Scientists have long been theorizing that animals living 70 to 65 million years ago migrated between Asia and North America using a land bridge. The gateway, according to these scientists, enabled the coexistence of different dinosaur species.
Though there is hardly any evidence to confirm this theory, a group of researchers recently added more support for the idea by discovering co-occurring footprints of two late Cretaceous-era dinosaurs — hadrosaur and therizinosaur.
According to the fossil record, hadrosaurs were herbivorous dinosaurs that lived in different parts of the world including Asia and North America. They were common among different dinosaur groups but became particularly popular due to the flat, duck bill-like structure of their snout bones.
Meanwhile, therizinosaurs lived as extremely rare and strange looking creatures. They had long, skinny necks, big torsos, and super-long claws, but very tiny teeth and beaks. The unusual physical traits led many to think the animal was probably a predator that evolved to be an herbivore.
Though separate fossil records suggest both these dinosaurs lived in Asia and North America, scientists believe therizinosaurs were particularly active in Asia. More importantly, Mongolia is the only place where fossil evidence of their co-existence has been found.
However, the fact changed when an international team of paleontologists and geoscientists located the footprints of the two species at a Denali National Park formation in Alaska. This is the first evidence of co-occurring hadrosaur and therizinosaur tracks in Alaska.
Located side-by-side, the tracks, which were uncovered between 2012 and 2014, suggested the species collectively moved from Asia to western North Alaska via Alaska, which served as a gateway or “superhighway.”
"Hadrosaurs are very common and found all over Denali National Park. Previously, they had not been found alongside therizinosaurs in Denali,” Anthony R. Fiorillo, the lead author of the study, said in a statement. “In Mongolia, where therizinosaurs are best known - though no footprints have been found in [the] association - skeletons of hadrosaurs and therizinosaurs have been found to co-occur from a single rock unit so this was a highly unusual find in Alaska, and it prompted my interest. From our research, we've determined that this track association of therizinosaurs and hadrosaurs is currently the only one of its kind in North America."

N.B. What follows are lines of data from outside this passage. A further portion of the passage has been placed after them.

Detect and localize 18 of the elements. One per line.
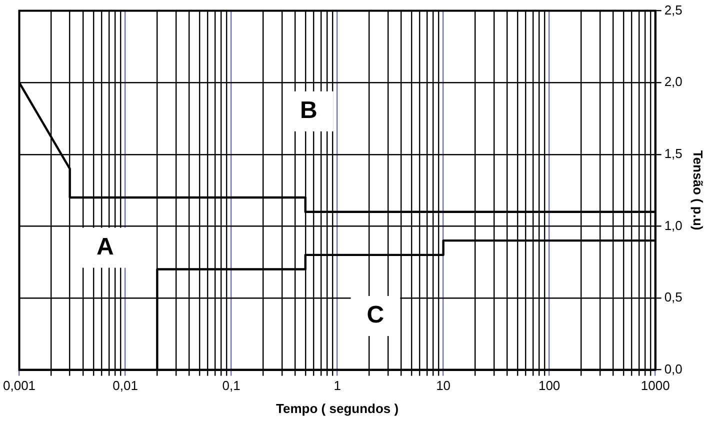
x-tick-label: 0,001 <box>2 378 36 394</box>
y-axis-title: Tensão ( p.u) <box>690 150 706 230</box>
annotation: B <box>300 96 318 124</box>
x-tick-label: 1 <box>334 378 341 394</box>
x-tick-label: 100 <box>538 378 560 394</box>
y-tick-label: 0,0 <box>664 361 682 376</box>
x-axis-title: Tempo ( segundos ) <box>276 400 399 416</box>
y-tick-label: 1,0 <box>664 218 682 233</box>
x-tick-label: 1000 <box>640 378 670 394</box>
x-tick-label: 0,01 <box>112 378 138 394</box>
y-tick-label: 2,5 <box>664 2 682 18</box>
y-tick-label: 1,5 <box>664 146 682 161</box>
annotation: A <box>96 233 114 260</box>
x-tick-label: 0,1 <box>222 378 240 394</box>
y-tick-label: 2,0 <box>664 74 682 90</box>
annotation: C <box>366 302 384 329</box>
x-tick-label: 10 <box>436 378 451 394</box>
y-tick-label: 0,5 <box>664 290 682 305</box>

After analyzing the site of discovery, the researchers posited the region was wet and marshy back in the day and had conditions which the dinosaurs in question probably liked. They believe discoveries like this could reveal more about how different dinosaur species lived, interacted, and migrated before going extinct.
The study titled, "An unusual association of hadrosaur and therizinosaur tracks within Late Cretaceous rocks of Denali National Park, Alaska," was published in the journal Scientific Reports.